Type	Measure	Description	Time frame	Safety issue
Primary	Progression-free Survival (PFS) Among Subjects With KRAS Mutation Positive NSCLC (ITT Population) Treated With Erlotinib Plus Tivantinib Compared to Single Agent Chemotherapy.	Progression is defined using Response Evaluation Criteria in Solid Tumors (RECIST v 1.1) criteria as at least a 20% increase in the sum of diameters of target lesions, taking as reference the smallest sum on study. In addition to the relative increase of 20%, the sum must also demonstrate an absolute increase of at least 5 mm. The appearance of one or more new lesions or progression of existing non-target lesions are also considered progression.	Date of randomization until disease progression per RECIST (v 1.1) or death from any cause, whichever came first, assessed up to 24 months.

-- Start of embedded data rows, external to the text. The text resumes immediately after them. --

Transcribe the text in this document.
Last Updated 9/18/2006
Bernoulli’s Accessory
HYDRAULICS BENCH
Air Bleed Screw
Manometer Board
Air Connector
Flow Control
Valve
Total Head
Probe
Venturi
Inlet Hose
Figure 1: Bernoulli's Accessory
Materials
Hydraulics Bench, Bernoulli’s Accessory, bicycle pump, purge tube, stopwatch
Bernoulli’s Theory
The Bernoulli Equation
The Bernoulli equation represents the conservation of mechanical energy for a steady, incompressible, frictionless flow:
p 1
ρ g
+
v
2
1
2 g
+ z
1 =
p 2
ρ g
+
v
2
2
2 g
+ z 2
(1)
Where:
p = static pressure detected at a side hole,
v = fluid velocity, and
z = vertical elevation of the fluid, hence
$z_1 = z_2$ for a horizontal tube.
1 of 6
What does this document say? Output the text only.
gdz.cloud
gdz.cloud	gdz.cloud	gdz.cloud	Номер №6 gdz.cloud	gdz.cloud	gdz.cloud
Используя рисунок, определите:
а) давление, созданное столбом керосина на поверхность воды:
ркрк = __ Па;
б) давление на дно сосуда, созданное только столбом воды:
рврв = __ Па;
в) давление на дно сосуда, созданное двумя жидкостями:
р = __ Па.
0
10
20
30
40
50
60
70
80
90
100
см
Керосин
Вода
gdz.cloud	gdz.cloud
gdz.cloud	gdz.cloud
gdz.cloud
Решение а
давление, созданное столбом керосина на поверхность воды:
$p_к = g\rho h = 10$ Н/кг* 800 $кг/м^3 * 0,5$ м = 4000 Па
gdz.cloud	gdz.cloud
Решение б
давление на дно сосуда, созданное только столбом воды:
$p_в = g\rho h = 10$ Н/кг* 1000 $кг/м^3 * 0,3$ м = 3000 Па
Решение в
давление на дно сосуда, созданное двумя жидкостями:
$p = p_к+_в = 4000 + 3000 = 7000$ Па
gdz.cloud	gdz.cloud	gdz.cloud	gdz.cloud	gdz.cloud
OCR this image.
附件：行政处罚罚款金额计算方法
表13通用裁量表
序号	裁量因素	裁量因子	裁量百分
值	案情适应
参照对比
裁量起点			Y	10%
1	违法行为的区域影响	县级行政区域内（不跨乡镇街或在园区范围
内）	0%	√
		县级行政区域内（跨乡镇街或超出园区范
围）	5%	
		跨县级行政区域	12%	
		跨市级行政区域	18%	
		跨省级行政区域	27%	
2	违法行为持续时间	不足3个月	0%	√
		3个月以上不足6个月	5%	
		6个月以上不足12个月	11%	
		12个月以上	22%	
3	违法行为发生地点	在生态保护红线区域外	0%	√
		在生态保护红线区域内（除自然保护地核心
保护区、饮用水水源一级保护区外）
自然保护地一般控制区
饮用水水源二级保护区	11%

Secondary	Overall Survival (OS) Among All Eligible Subjects (ITT Population) Treated With Erlotinib Plus Tivantinib Compared to Chemotherapy.	OS is calculated from the date of randomization until death from any cause.	Date of randomization to the date of death from any cause, assessed up to 24 months
Secondary	Objective Response Rate (ORR) Among All Eligible Subjects (ITT Population) Treated With Erlotinib Plus Tivantinib Compared to Chemotherapy.	Per RECIST v1.1, Complete Response (CR) = disappearance of all lesions and Partial Response (PR) = at least 30% decrease in the sum of diameters of target lesions. ORR = (CR+PR)/# subjects.	Date of randomization to the date of death from any cause or to the date that the subject discontinues from the study, assessed up to 24 months
Secondary	ORR Among Subjects in the Crossover Period Treated With Erlotinib Plus Tivantinib	Per RECIST v1.1, CR = disappearance of all lesions and PR = at least 30% decrease in the sum of diameters of target lesions. ORR = (CR+PR)/# subjects.	Date of randomization to the date of death from any cause or to the date that the subject discontinues from the study, assessed up to 24 months.